From this meta post, we can find an explanation as to why it's not enough to say one faced similar issues in the past:
In my experience you should do X...
[...] I don't think this should be sufficient for backing up an answer. It's slightly better than nothing, at least it hints at the idea that the answerer may have done the thing before, but actually explaining and providing an example of what they did and how it worked would be better.
"In my experience" is pretty much another claim that needs some support.
I know it may be hard to answer questions on IPS as we require personal experience and/or literature citations to back answers up. It may be difficult to talk about said similar situation: maybe you think you'd be "stating the obvious" or you don't want to go into the details of your personal life online.

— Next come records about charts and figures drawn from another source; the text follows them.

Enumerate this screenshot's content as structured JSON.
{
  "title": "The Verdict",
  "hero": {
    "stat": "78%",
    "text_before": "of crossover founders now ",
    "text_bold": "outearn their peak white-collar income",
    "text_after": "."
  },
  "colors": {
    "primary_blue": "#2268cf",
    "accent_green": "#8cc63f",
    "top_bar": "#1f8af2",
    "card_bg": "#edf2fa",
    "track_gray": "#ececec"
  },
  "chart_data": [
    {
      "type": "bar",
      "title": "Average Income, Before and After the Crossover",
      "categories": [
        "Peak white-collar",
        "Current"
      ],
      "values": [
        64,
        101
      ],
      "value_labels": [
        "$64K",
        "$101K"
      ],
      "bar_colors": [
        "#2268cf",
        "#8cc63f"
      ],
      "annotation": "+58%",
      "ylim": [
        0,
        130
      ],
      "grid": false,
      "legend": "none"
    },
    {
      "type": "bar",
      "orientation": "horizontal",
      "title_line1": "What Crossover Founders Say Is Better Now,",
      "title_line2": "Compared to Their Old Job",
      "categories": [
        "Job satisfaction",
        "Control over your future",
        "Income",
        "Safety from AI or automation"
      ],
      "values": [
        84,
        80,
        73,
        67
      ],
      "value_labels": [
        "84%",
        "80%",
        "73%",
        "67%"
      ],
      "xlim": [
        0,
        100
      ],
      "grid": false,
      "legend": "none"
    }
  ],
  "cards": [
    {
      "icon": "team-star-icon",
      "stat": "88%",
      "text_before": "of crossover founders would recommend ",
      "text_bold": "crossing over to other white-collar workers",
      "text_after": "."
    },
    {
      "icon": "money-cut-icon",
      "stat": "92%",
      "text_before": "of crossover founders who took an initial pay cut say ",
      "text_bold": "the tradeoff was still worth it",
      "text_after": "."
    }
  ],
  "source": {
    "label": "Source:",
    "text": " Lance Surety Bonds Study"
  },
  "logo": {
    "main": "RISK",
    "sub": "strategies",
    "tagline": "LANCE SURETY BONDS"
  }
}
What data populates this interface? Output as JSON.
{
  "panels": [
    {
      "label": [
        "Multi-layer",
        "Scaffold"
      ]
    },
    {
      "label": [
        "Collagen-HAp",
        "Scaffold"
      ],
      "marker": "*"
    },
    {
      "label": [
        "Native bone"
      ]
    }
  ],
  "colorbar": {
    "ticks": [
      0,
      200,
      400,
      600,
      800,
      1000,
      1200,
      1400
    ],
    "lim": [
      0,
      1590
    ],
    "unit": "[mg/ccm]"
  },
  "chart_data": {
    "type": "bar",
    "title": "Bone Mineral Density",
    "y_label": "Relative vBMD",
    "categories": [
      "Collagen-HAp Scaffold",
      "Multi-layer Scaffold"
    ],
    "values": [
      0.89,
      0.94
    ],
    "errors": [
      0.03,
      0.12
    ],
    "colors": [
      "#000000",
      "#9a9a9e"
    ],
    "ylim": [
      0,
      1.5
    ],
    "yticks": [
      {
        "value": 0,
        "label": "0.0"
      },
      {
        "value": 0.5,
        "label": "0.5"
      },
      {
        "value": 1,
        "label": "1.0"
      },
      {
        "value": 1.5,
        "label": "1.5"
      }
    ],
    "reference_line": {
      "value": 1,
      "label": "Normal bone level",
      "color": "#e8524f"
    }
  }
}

But as said in the above mentioned post,
[...] When you provide a subjective solution you believe will resolve the situation, we expect that you cite analogous experience of how it has worked out in actual practice — your own experience or someone else's.
Keep in mind any cultural differences when doing so.
Describing how it worked out is more preferable to describing how well it worked out: “these things happened, the people I was interacting with felt this way about it” is preferable to “it worked well”, but either is preferable to no citation of it actually being tried at all.
The experience does not have to be of the exact same situation, although that would be ideal. Experience of similar or analogous situations is also relevant and helpful, at least to the extent they are similar/analogous enough to be relevant.
(Emphases mine)
There's a lot of information in both the posts I linked but I think the most important things to remember when answering are this:
"in my experience" / "I've been in your shoes" does not count as backup. It doesn't say much about what is said experience and we don't have any proof it is the same/similar enough to what the OP is facing right now.
said backup does not need to have happened to you: maybe you witnessed someone trying what you're suggesting and you've seen how it worked. That's okay too.
please remember that there's no such thing as "stating the obvious" when it comes to interpersonal skills. People on this site come from very different cultural backgrounds and/or neural constructions, and chances are that what is commonly understood in your context is not in others.
In my experience (see? that's the bad thing to do! :p), when you think you know how to address a situation you'll find a relevant, similar event to compare to. If you can't think of any, then maybe you're less familiar with this topic than you thought you were. And that's okay. We all have different sets of expertise. We can't know everything about interpersonal interactions, just like we can't know everything about every programming language this Earth has ever known.
If something is unclear for you about our backup policy you may drop by chat and ask our regular users, and the mods are of course here to answer your questions too.